We also enable engineers across Xero through developing, supporting and integrating a collection of proprietary and off the shelf tooling to enable incident management and response, incident analysis and learning, monitoring and observability and resource ownership. We surface data and metrics, and provide detailed insights across operational health, production operations and developer productivity.

About the Role

As an Engineering Manager at Xero, you’ll lead and inspire our SRE tooling teams, with a passion for production operations and the developer experience. You'll be instrumental in driving innovation, fostering a collaborative and inclusive team culture, and ensuring the reliability, scalability, and performance of Xero's products and platforms.
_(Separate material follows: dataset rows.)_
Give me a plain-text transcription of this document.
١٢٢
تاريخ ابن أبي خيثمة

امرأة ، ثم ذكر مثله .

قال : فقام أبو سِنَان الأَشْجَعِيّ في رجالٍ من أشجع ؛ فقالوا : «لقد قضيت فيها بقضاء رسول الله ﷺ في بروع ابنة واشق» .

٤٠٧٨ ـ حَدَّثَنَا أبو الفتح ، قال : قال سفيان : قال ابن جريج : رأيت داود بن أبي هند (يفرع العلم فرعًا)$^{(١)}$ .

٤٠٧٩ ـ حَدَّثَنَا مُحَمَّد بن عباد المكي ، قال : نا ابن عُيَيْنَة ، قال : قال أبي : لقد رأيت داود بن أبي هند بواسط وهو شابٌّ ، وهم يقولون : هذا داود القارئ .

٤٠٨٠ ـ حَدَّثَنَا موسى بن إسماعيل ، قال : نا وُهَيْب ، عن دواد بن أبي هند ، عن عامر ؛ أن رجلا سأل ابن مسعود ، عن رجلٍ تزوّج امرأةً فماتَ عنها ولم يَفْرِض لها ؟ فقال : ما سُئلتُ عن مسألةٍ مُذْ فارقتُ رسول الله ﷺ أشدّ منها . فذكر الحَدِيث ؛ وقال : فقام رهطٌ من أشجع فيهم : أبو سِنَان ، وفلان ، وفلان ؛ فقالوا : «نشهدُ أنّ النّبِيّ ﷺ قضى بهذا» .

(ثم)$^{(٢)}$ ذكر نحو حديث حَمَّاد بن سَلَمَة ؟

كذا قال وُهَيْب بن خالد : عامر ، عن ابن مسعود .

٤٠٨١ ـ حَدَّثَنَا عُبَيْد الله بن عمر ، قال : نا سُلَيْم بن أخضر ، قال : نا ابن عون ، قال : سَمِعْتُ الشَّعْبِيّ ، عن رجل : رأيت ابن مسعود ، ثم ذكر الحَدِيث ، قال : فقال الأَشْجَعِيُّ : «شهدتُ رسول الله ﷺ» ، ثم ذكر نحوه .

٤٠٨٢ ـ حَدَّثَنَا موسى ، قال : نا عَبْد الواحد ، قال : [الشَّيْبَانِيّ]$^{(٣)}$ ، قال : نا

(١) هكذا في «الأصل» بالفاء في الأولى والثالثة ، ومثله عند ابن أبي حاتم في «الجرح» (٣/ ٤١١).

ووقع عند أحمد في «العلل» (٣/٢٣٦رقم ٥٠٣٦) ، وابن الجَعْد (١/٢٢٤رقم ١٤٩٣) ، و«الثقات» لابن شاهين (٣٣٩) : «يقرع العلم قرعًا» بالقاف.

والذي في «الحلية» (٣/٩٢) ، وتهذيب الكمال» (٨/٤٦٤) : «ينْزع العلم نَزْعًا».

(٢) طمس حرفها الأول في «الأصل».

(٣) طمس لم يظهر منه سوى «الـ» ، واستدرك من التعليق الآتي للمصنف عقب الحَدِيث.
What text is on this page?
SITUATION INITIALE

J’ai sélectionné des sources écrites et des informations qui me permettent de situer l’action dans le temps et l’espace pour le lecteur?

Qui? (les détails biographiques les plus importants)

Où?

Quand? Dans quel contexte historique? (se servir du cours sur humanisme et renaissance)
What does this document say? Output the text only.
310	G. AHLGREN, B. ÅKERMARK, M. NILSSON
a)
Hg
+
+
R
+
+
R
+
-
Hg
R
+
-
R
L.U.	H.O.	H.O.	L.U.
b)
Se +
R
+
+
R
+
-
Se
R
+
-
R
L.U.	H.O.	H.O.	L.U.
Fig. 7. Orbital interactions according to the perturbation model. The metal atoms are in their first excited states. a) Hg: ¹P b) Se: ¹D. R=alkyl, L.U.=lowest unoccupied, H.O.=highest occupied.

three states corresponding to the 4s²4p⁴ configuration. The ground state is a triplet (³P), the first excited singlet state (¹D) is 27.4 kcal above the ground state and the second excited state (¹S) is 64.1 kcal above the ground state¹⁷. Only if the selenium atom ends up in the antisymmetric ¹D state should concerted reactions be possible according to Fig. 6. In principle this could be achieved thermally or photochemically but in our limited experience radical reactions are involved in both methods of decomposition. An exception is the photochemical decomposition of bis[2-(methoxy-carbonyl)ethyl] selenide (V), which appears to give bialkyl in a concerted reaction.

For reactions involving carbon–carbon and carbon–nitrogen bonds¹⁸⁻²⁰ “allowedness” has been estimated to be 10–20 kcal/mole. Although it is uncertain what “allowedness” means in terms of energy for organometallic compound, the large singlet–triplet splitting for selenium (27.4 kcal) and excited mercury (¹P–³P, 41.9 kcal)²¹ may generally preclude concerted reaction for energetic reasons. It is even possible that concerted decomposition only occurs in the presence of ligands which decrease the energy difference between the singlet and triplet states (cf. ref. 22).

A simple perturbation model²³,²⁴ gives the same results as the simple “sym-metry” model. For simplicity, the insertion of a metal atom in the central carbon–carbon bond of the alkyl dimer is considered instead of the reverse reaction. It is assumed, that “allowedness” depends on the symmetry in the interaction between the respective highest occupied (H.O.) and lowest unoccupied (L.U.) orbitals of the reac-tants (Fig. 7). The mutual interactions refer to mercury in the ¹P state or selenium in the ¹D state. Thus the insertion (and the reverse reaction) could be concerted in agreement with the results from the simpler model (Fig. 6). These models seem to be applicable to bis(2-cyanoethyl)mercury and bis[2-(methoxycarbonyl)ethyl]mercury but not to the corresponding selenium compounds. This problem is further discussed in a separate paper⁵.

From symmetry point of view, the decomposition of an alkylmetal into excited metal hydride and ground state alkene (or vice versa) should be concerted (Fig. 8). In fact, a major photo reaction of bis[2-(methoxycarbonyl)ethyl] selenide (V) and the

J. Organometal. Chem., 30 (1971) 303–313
We’re looking for a seasoned technical leader and systems thinker with experience in site reliability engineering or related disciplines such as platform engineering, CICD or internal developer tooling. Additionally, you’ll be familiar with the following SRE concepts:

  • Logging, monitoring and observability, including service level objectives (SLOs)
  • Experience with incident management and response, including critical and high severity incidents
  • Engagement with post incident reviews, incident analysis and learning from incidents
  • Exposure to core concepts of reliability such as capacity management and autoscaling, deployment and release safety, fault tolerance and graceful failure
  • What you’ll do:

  • Provide technical leadership and mentorship to our SRE teams, fostering alignment and collective success.
  • Lead and drive the delivery of cross-organisational reliability initiatives.
  • Collaborate with product teams, software engineers, and a wide group of stakeholders across Xero to define and achieve reliability goals.
  • Through curiosity and thoughtful questioning, you will engage in productive challenge, manage different viewpoints and move critical company priorities forward.
  • Developing a team culture of ownership through role modelling, empowerment, continuous improvement, experimentation and feedback.
  • Analysing complex challenges, facilitating collaborative problem solving and navigating obstacles efficiently.
  • Drive engineering and reliability excellence both within SRE and across Xero.
  • Lifting team and individual performance through coaching and mentoring, goal clarity, feedback and removing barriers.
  • Contribute to the technical and engineering strategy of Xero's reliability initiatives.
  • What you'll bring with you:

  • Previous experience in an Engineering Management role, with proven leadership skills in a technical environment
  • Successful track record of leading delivery of strategically important projects and initiatives
  • Strong technical experience with solid engineering fluency and background
  • Experience working in any of the following areas; site reliability engineering, platform engineering, CICD, internal developer tooling or product engineering
  • Experience leading teams that are operating production systems at scale
  • Strong understanding of the engineer experience and end to end developer toolchain
  • Ability to solve cross-organisation engineering challenges including using influence rather than authority to enact change
  • Strong business acumen and stakeholder management capabilities to support Global reliability responsibility across Xero
  • Understanding of human factors, safety science and resilience engineering
  • Why Xero? 
    Offering very generous paid leave to use however you’d like (plus statutory holidays!), dedicated paid leave to care for your physical and mental wellbeing as well as an Employee Assistance Program to access mental health care for you and your family, health insurance, life insurance, and income protection, wellbeing and sports programmes, employee resource groups, 26 weeks of paid parental leave for primary caregivers, an Employee Share Plan, beautiful offices, flexible working, career development, and many other benefits that reflect our human value, you’ll do the best work of your life at Xero.